このような既存のコンテンツ業界の有様を見て、自分たちが本当に欲しいコンテンツを自ら生み出し、自ら享受する場として、若者がインターネットを選択しているのも無理のない話である。このような表現の場の自由を守ることには、未来の文化と産業を育てるための投資と考えられなくてはならないし、このような自由を守るためにこそ社会的コストはかけられなければならない。若者への投資は、既得権益者は誰一人得をしないが、必ず社会全体にお釣りつきで返ってくるものである。(ダウンロード違法化は、このような場に既存の利権構造を持ち込もうとしているからこそ、これだけの反発を招いているのである。あれだけのパブコメを見てなお、それは無許諾無償のダウンロードを無限にしたい悪意ユーザーのなせる業だと考えている人間がいるとしたら、そんな人間は即刻気違い病院に入れた方が良い。)
コンテンツ産業が、常に盾の両面として文化の側面もあることを考えれば、商業主義によるコンテンツそのものの高年齢化の弊害を少しでも緩和するべく、政策的に若者への投資をきちんと行うべきであろうが、法律も国家予算も、政官業の既存の利権屋たちのみの間で完全に食いものにされ、若者への投資という考え方が政策的に全く出て来る余地がないのは本当に残念でならない。さらに、既存の利権では食えなくなったからと言って、若者の可能性まで食いものにしようとするに至っては言語道断である。若者の未来を摘む権利は誰にもない。
このブログをどれほどコンテンツ業界の人間が見ているかは分からないが、もし読んでいるなら、文化的な創造行為とは全て、子供の頃に見た見果てぬ夢を人に伝えようとする飽くなき欲求の発露であることを、子供と若者にこの未来への夢を見せることこそ文化に課せられた最も崇高な使命の一つであることを是非思い出してもらいたい。

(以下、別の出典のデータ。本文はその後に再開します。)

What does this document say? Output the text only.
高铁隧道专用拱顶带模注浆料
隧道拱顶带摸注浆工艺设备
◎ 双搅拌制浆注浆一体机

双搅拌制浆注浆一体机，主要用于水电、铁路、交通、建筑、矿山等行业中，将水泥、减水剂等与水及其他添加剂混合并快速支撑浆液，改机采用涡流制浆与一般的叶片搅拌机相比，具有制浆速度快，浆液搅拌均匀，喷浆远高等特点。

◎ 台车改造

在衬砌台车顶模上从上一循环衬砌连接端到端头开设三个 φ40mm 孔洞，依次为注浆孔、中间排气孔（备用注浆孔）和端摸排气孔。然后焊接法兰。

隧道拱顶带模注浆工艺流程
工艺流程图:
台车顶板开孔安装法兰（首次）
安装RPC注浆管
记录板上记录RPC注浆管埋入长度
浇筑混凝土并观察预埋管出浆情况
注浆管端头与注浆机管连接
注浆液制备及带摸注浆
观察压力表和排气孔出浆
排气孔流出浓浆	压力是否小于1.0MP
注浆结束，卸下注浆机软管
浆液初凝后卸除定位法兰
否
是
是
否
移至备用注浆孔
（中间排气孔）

この未来への投資を怠ったら、法律がどうあろうと、かならず文化は産業としても衰退する。しかし、逆にこの未来への投資さえきちんとしていれば、法律ごときがどうあろうと、かならず文化は産業としても栄えるのだ。
なお、著作権関係の国際動向として、スウェーデンでは、少数派とは言え、P2Pのファイル共有を合法化しようとする国会議員グループの運動がある(英語のネット記事参照)ことを、また、カナダでは、連邦控訴裁判所が、iPodへの補償金賦課の権限はカナダ著作権委員会にないとして、iPod税を否決している(英語の記事1、記事2、記事3参照)し、カナダにおける著作権問題に対するユーザーの運動がさらに広がりを見せているようである(英語の記事参照)ことを、ここでついでに紹介しておく。